NOMENKLATUR

1.2c die Fichte

Als drittes Beispiel schildere ich wie das Intuitionsvermögen das Formprinzip der Fichte (Rottanne) fassen kann.

Wenn sich die Rottanne frei im Raum entfalten kann, kommt ihr Formprinzip am besten zur Geltung. Wenn physische Bedingungen dies verhindern, passt sie sich den Gegebenheiten an.

Wer sich unter eine Fichte stellt mit dem Rücken zum Stamm, den Kopf aufwärtsrichtet und nach oben schaut, erkennt einen Strahlenkranz. Die Äste stecken wie Pfeilen im Stamm. Wer Fichtenholz kennt, weiss, dass der Ast viel härter und widerstandsfähiger ist als das umgebende Holz. Der Ast und das umgebende Holz sind kaum miteinander verwachsen. Man gewinnt den Eindruck, dass dort, wo sich der Ast befindet, das Holz des Stammes zurückweicht und den Ast wie einen Fremdkörper umfliesst. Äste im Holz können sogar herausfallen. 

Einmal fand ich im Wald einen morschen Baumstrunk einer Fichte. Ich weiss nicht, wie lange er schon dort lag. Als ich den Strunk in die Hand nahm, fiel mir auf wie leicht er war. Da er von Ungeziefer völlig ausgehöhlt war, konnte ich hindurchsehen. Dann entdeckte ich, was dem Auge sonst verborgen bleibt, die Fortsetzung der Äste im Innern. Den oben beschriebenen Strahlenkranz fand ich im Inneren des Stammes wieder. Als härteste Einlagerung hatte er dem Zersetzungsprozess widerstanden. Die Äste liefen auf einen Punkt zu, der aber nicht mehr materiell sichtbar war.

Das Bildeprinzip des Strahlenrades liegt dem ganzen Baum zugrunde. Rechts im Bild (unten) habe ich das "Rad mit den Speichen" gezeichnet und rechts daneben ist ein Ästchen. Stellt man sich weiter vor, wie dieses Rad durch die vertikale Wachstumskraft auseinandergezogen wird, so erkennt man, dass die "Speichen" (hier Äste) dem Bildeprinzip treu bleiben, der jeweilige Neigungswinkel der Äste wird über die Vertikalausdehnung "verschleppt". Somit ist das Strahlenrad sowohl in der Vertikalen als auch in der Anordnung der Nadeln am Ästchen deutlich erkennbar.

Wird die Tanne durch einen Sturm entwurzelt, wird das Wurzelwerk tellerförmig und kreisrund aus dem Boden gerissen. Das Formprinzip findet sich im Wurzelbereich wieder. Wächst der Baum dagegen in steilem, felsigem Gelände, sieht der Wurzelbereich oft anders aus. Auf einer Wanderung im Zürcher-Oberland fand ich eine Rottanne, die den Kampf des "Sich Aufrichtens" auf besondere Weise gewonnen hatte (Bild links unten). In der Rofflaschlucht umschlossen die Wurzel gar einen Felsen (Bild Mitte) und am Rande eines Bachbetts, wichen die Wurzel zweier Tannen einem kleinen Findling aus (Bild rechts). 

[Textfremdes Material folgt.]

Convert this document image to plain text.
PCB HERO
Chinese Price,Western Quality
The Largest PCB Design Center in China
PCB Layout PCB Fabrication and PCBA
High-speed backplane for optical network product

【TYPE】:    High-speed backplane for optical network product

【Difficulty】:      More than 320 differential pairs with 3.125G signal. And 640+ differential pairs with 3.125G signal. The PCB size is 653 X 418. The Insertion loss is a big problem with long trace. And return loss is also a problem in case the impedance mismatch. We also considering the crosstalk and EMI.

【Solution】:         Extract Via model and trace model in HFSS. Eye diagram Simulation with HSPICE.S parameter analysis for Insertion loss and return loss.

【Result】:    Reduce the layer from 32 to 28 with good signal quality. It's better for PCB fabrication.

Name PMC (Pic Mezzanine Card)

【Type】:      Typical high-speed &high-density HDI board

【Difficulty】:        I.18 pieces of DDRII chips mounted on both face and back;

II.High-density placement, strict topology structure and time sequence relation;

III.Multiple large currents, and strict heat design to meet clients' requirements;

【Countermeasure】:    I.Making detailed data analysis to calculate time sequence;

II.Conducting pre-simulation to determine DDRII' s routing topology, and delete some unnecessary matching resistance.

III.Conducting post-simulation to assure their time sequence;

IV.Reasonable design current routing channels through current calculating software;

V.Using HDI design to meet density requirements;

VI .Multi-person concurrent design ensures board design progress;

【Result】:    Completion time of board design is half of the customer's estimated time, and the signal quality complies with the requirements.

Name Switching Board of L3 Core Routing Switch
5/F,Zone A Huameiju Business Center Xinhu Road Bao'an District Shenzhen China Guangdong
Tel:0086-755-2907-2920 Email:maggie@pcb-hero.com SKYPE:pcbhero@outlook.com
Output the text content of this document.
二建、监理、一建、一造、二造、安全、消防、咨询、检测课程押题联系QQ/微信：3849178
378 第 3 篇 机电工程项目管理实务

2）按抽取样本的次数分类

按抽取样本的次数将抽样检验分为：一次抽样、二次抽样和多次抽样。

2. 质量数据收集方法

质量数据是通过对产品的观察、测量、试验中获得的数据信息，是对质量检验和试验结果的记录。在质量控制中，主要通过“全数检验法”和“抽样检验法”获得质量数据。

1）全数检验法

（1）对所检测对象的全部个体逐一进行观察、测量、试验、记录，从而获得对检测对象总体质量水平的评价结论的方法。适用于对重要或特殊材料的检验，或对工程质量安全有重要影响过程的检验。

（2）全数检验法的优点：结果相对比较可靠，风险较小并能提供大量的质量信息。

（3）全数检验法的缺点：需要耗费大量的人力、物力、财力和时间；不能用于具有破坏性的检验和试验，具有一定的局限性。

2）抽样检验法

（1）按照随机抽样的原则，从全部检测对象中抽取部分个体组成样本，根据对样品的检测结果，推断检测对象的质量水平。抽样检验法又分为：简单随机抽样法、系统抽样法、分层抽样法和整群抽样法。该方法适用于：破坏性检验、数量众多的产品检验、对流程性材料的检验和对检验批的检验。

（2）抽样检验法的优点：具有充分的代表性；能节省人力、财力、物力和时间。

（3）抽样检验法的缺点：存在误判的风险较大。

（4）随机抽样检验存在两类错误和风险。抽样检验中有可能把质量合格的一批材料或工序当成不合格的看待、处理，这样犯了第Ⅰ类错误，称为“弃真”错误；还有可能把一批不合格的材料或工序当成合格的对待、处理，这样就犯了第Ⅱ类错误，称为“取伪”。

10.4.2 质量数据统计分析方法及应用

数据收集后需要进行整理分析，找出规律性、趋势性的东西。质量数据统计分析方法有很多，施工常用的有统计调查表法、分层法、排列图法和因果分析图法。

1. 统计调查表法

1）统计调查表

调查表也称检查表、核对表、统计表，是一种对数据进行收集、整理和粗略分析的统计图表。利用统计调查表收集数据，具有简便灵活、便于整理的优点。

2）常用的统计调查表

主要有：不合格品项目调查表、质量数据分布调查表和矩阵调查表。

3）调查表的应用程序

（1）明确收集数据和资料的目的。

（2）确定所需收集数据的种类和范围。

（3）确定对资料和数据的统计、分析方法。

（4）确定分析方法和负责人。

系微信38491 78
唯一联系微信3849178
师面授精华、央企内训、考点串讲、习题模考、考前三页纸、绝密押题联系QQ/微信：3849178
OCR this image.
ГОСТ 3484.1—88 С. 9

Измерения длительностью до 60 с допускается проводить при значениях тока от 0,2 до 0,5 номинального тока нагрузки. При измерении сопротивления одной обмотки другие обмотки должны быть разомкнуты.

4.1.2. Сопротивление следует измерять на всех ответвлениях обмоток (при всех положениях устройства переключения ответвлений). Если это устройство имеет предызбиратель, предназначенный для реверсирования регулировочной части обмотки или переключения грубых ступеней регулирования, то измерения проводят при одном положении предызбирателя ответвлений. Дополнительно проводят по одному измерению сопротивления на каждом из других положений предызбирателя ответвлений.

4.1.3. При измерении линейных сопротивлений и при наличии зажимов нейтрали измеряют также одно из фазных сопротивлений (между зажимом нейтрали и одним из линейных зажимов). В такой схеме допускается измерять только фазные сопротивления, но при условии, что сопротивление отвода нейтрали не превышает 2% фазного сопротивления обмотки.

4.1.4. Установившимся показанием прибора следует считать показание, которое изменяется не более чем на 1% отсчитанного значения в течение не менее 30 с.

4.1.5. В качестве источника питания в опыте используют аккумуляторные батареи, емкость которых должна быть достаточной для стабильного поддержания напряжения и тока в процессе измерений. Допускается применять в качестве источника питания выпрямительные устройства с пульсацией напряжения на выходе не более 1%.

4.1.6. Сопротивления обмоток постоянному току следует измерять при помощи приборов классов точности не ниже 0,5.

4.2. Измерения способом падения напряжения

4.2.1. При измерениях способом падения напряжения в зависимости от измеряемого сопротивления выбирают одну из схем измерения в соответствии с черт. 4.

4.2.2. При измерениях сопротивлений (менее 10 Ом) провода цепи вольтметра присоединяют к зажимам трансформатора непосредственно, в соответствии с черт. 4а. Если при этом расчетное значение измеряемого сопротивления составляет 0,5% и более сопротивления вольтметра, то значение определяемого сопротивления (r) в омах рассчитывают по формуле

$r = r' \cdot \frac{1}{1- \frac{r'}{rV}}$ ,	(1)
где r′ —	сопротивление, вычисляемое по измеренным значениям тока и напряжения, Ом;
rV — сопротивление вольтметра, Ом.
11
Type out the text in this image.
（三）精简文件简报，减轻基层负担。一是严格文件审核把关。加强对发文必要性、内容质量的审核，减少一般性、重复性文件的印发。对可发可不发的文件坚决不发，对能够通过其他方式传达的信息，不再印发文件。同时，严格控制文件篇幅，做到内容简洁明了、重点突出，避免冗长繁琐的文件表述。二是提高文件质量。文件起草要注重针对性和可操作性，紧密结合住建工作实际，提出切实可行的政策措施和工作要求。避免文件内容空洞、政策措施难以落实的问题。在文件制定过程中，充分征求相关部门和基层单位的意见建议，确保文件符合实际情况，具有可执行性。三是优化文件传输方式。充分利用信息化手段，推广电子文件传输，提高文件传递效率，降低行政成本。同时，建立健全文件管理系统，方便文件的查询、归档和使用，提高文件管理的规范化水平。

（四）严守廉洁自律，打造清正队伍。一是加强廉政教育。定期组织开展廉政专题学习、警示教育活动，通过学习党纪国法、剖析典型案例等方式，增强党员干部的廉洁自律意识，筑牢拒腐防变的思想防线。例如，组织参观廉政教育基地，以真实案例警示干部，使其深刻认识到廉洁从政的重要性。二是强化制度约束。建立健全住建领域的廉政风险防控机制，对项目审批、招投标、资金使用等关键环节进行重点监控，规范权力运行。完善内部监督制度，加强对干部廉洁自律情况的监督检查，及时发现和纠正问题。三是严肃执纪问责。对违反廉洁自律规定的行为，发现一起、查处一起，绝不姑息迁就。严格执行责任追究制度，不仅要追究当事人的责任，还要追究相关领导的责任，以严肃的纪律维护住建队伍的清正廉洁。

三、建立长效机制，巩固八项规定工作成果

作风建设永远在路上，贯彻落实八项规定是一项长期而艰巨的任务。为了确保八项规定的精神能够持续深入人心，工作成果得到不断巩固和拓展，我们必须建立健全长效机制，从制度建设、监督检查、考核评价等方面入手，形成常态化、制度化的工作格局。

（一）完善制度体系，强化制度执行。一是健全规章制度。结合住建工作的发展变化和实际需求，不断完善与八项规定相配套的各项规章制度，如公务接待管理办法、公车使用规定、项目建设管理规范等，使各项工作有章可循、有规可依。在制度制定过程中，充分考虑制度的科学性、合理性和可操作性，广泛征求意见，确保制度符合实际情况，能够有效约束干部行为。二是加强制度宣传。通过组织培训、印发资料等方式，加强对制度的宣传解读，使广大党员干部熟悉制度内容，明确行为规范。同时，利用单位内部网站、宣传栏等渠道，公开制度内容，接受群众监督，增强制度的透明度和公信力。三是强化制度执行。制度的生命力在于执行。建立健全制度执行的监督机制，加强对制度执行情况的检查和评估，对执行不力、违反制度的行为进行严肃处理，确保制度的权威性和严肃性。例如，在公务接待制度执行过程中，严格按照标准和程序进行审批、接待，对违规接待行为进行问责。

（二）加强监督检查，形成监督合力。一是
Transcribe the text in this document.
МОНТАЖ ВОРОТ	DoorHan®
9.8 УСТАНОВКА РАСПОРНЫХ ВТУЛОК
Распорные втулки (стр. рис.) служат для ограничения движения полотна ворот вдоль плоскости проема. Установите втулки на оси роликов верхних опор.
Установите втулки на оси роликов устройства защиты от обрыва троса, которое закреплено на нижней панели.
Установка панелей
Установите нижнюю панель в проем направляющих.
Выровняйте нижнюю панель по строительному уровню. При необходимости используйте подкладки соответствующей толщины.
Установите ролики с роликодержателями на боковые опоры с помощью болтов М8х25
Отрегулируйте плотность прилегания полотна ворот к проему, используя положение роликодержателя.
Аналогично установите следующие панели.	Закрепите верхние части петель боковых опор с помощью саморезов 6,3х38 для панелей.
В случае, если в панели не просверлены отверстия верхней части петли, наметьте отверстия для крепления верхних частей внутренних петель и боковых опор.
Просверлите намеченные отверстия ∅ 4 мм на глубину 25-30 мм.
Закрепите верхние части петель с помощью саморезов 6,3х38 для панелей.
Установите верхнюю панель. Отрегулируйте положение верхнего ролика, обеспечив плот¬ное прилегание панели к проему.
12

Der Baum entfaltet seine Gestalt im "Irdisch-Wässrigen" und im "Luft-Licht-artigen-Raum". Er verbindet diese beiden Seinsbereiche. Die Wurzelzone lebt in der Auseinandersetzung mit vielen Widerständen. Die Krone dagegen entfaltet sich in der klaren Anordnung ihrer Glieder.

Zusammenfassend könnte man sagen: Die Fichte manifestiert in der Krone, im Stamm, in den Ästen, bis in die Nadeln "Strahlkräfte". Im Wurzelbereich zeigen sich dagegen "Bewegungskräfte", die in der Auseinandersetzung mit der Erdennatur "fliessend" oder "strömend" erscheinen können.

Ich habe viele Bäume gezeichnet und aquarelliert, nicht um "Bildchen" von ihnen zu sammeln, denn dann hätte ich sie besser fotografiert. Durch die zeichnerische Auseinandersetzung habe ich mich viel intensiver mit ihrer Gestalt und Gestik verbunden. Eine Gestalt, der viel reicher ist als ein einzelnes Bild vermitteln kann. Das Bild kann uns nur ein anregender Wegweiser sein, um unsere Aufmerksamkeit auf das Wesen des Baumes zu lenken, dessen Gestalt aber nicht sinnlich, sondern nur geistig, durch Intuition, erfasst werden kann.